Kindness and Honesty

Good morning readers 🙂

Oh dear, you know you’re in trouble if I’m already breaking out the smileys so early in this post! I can’t help it; Wellesley is such a lovely place. I even have an anecdote to share with you to illustrate.

A few days ago, I was planning to buy my bus tickets to New York City and Hanover for spring break. As I sat down at my desk, looking at a Word document I had created a few days earlier with all seven of the possible bus schedules highlighted, I reached into my wallet for my debit card… and found it missing. I checked the room and all of my pockets, called my bank for a replacement card (only to be told that I needed the number on the debit card to get the card replaced), and was finally able to buy the tickets after calling my parents and using their credit card. With just minutes to spare, I then ran off to watch Tiffany’s swim lesson, go to track practice, go to weights, and then to class until 10pm.

Yesterday night, I received an email from a name I didn’t know. Someone had turned in twenty dollars and my debit card, found in my sports jacket that I turned in at the end of track. Both were now waiting for me at the Sports Center’s front desk.

… I don’t even know what to say! My hometown was a very ethical place, but I have never received lost money back. Wellesley’s honor code allows me to leave my backpack at the Science Center with the knowledge that a student won’t steal it, allows all of us to take tests without supervision, and allows instances like this one where someone returned a debit card and twenty dollars. For those of you considering colleges, I highly recommend visiting Wellesley. I wasn’t sold until I got here—then I experienced the community, and called home my first day informing my parents that this was it.

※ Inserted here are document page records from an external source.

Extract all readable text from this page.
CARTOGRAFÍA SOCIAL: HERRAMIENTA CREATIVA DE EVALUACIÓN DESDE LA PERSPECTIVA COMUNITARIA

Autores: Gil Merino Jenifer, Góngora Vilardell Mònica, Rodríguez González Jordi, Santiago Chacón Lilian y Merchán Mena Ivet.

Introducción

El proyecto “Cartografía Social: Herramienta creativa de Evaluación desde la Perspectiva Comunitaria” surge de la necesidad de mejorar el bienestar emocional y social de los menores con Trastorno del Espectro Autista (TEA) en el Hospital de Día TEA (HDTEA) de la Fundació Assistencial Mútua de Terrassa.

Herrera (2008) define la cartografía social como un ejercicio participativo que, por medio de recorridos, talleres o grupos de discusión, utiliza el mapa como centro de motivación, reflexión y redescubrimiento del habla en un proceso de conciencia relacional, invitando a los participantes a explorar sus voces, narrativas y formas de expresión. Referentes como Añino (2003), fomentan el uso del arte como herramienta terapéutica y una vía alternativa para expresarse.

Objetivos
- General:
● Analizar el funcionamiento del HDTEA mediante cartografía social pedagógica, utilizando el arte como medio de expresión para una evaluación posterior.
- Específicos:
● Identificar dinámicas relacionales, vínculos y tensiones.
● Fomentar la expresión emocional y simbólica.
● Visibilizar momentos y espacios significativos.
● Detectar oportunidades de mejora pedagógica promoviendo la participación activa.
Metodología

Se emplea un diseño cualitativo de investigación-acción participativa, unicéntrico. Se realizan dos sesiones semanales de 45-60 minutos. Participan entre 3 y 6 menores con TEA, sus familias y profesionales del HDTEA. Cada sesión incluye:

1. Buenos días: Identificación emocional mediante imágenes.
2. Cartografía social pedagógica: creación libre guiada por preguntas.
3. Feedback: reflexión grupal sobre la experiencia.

The girls here are wonderful. Yesterday night was my Bio 112 lab, and we were doing gel electrophoresis (me for the first time!) At one point during the lab, I panicked because I spilled ink all over the place, and was forcing the pipette on Veronica since she knew what she was doing. She told me to calm down and try again, that this was the time to practice, that I just needed to push the DNA down a little deeper and come in at an angle. She was right, and I did it well from there.

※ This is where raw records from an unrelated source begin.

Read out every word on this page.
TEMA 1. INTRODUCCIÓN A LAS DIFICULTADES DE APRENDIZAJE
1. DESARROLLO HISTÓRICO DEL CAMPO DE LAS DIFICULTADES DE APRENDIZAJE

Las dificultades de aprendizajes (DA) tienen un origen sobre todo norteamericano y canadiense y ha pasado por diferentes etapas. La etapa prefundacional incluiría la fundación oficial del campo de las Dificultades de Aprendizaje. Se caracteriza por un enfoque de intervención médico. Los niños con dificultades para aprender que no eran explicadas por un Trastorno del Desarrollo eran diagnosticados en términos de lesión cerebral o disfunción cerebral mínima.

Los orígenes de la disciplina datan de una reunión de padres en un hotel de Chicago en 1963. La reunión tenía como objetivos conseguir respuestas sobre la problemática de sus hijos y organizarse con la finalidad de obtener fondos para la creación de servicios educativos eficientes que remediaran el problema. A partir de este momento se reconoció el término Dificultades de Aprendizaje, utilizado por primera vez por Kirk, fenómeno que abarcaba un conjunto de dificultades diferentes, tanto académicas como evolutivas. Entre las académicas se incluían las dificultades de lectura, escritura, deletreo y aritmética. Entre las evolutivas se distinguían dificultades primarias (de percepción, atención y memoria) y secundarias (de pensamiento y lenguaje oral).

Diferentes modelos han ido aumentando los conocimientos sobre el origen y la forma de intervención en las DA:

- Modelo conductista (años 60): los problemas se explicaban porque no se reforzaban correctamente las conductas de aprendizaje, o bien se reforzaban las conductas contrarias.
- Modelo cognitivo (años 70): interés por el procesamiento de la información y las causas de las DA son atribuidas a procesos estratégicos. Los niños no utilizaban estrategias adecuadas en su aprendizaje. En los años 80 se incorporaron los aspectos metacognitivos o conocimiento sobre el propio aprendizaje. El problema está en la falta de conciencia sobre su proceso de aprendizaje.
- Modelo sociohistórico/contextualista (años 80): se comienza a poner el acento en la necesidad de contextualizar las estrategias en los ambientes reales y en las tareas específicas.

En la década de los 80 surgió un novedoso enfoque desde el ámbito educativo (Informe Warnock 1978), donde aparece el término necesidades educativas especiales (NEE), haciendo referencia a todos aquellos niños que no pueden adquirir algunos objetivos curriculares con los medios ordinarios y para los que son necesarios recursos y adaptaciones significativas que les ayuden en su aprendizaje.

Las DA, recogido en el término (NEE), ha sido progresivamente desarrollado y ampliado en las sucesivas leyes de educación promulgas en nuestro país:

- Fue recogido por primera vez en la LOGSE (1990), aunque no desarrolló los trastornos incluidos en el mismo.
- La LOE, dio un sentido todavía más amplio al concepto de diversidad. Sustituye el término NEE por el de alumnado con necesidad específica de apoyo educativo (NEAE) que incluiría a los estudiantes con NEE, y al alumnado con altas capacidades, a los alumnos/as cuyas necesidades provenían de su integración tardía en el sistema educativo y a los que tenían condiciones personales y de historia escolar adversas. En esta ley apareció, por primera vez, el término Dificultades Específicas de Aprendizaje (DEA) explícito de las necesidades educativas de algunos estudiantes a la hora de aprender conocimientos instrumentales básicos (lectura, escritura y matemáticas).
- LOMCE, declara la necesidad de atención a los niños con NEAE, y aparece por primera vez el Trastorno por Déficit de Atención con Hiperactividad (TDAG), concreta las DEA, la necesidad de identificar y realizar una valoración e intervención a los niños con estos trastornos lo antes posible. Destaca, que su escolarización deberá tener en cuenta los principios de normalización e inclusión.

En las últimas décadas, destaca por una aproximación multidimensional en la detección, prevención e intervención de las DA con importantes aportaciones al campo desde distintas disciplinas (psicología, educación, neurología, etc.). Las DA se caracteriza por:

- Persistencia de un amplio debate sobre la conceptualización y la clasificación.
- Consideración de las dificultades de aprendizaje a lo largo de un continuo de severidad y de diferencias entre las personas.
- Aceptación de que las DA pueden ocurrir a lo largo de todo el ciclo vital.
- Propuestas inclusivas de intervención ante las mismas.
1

Yesterday I received a package from my aunt and cousins in California. They had sent, unrequested, a lovely note and five boxes of girl scout cookies. I shared them with my labmates, who enjoyed them thoroughly, and am bringing the survivors to track practice, where I am sure they will be appropriately demolished. The track girls are as friendly and welcoming as they were my first day, and I am enjoying track more and more.

You know how I was going to spend our week-long Spring Break, which starts at the end of class today, alone here? Turns out, two families offered to host me, and I am now spending three days in NYC with Nathalie and five days in Hanover, NH with Ika, Annie, and Zoe. Before I found families to stay with, I was told I could work in Professor A’s lab over the break and was planning a trip with Chemistry 120 friends to go into Boston together. All I did was send out a few emails; look at all the kindness around me.

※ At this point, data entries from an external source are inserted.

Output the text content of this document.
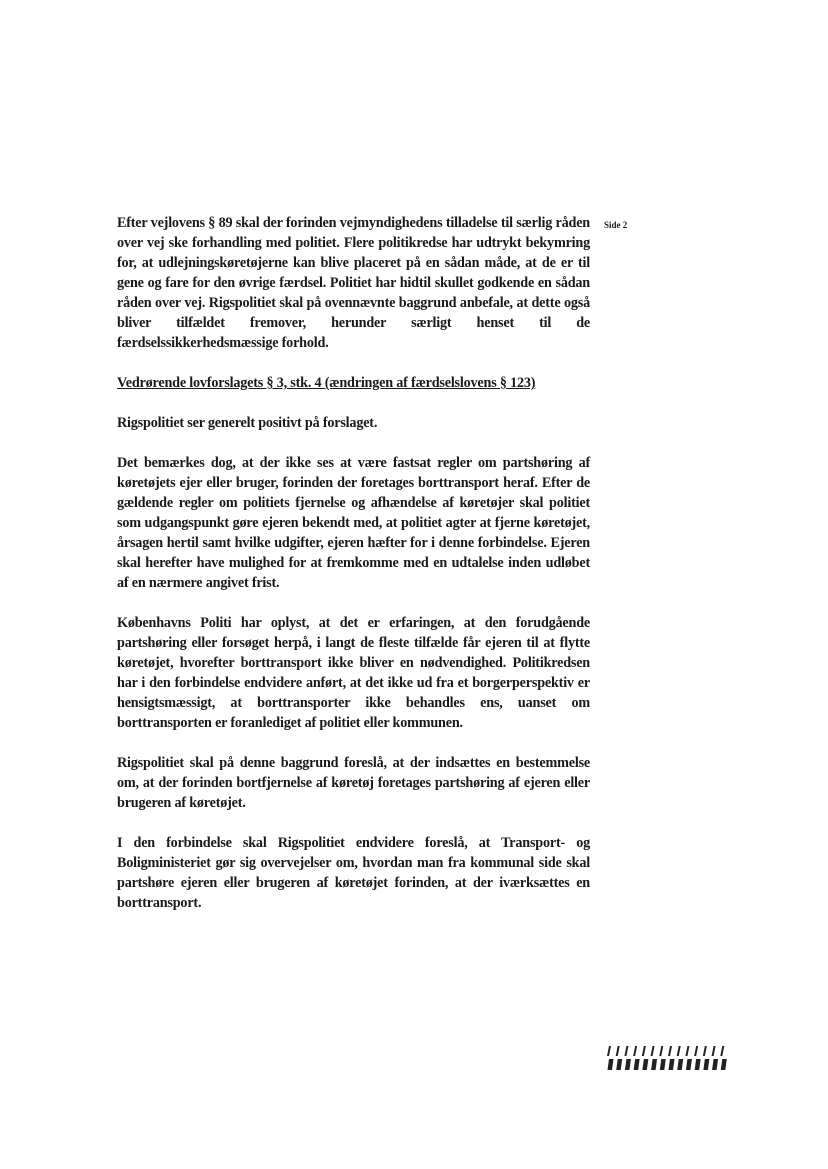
Side 2

Efter vejlovens § 89 skal der forinden vejmyndighedens tilladelse til særlig råden over vej ske forhandling med politiet. Flere politikredse har udtrykt bekymring for, at udlejningskøretøjerne kan blive placeret på en sådan måde, at de er til gene og fare for den øvrige færdsel. Politiet har hidtil skullet godkende en sådan råden over vej. Rigspolitiet skal på ovennævnte baggrund anbefale, at dette også bliver tilfældet fremover, herunder særligt henset til de færdselssikkerhedsmæssige forhold.

Vedrørende lovforslagets § 3, stk. 4 (ændringen af færdselslovens § 123)

Rigspolitiet ser generelt positivt på forslaget.

Det bemærkes dog, at der ikke ses at være fastsat regler om partshøring af køretøjets ejer eller bruger, forinden der foretages borttransport heraf. Efter de gældende regler om politiets fjernelse og afhændelse af køretøjer skal politiet som udgangspunkt gøre ejeren bekendt med, at politiet agter at fjerne køretøjet, årsagen hertil samt hvilke udgifter, ejeren hæfter for i denne forbindelse. Ejeren skal herefter have mulighed for at fremkomme med en udtalelse inden udløbet af en nærmere angivet frist.

Københavns Politi har oplyst, at det er erfaringen, at den forudgående partshøring eller forsøget herpå, i langt de fleste tilfælde får ejeren til at flytte køretøjet, hvorefter borttransport ikke bliver en nødvendighed. Politikredsen har i den forbindelse endvidere anført, at det ikke ud fra et borgerperspektiv er hensigtsmæssigt, at borttransporter ikke behandles ens, uanset om borttransporten er foranlediget af politiet eller kommunen.

Rigspolitiet skal på denne baggrund foreslå, at der indsættes en bestemmelse om, at der forinden bortfjernelse af køretøj foretages partshøring af ejeren eller brugeren af køretøjet.

I den forbindelse skal Rigspolitiet endvidere foreslå, at Transport- og Boligministeriet gør sig overvejelser om, hvordan man fra kommunal side skal partshøre ejeren eller brugeren af køretøjet forinden, at der iværksættes en borttransport.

School too is going well, with many meeting with professors and students alike to work on projects. My singing teacher approves of me, my track coach is incredibly flexible with my schedule, and I am surrounded by hardworking, interesting people. Professor Buchholtz tells me that college looks especially wonderful in retrospect, but I’m finding it wonderful now.

Hope you all have a great Friday. I need to go work in Professor A’s lab now, so I will finish here, but I wish you all a superb weekend!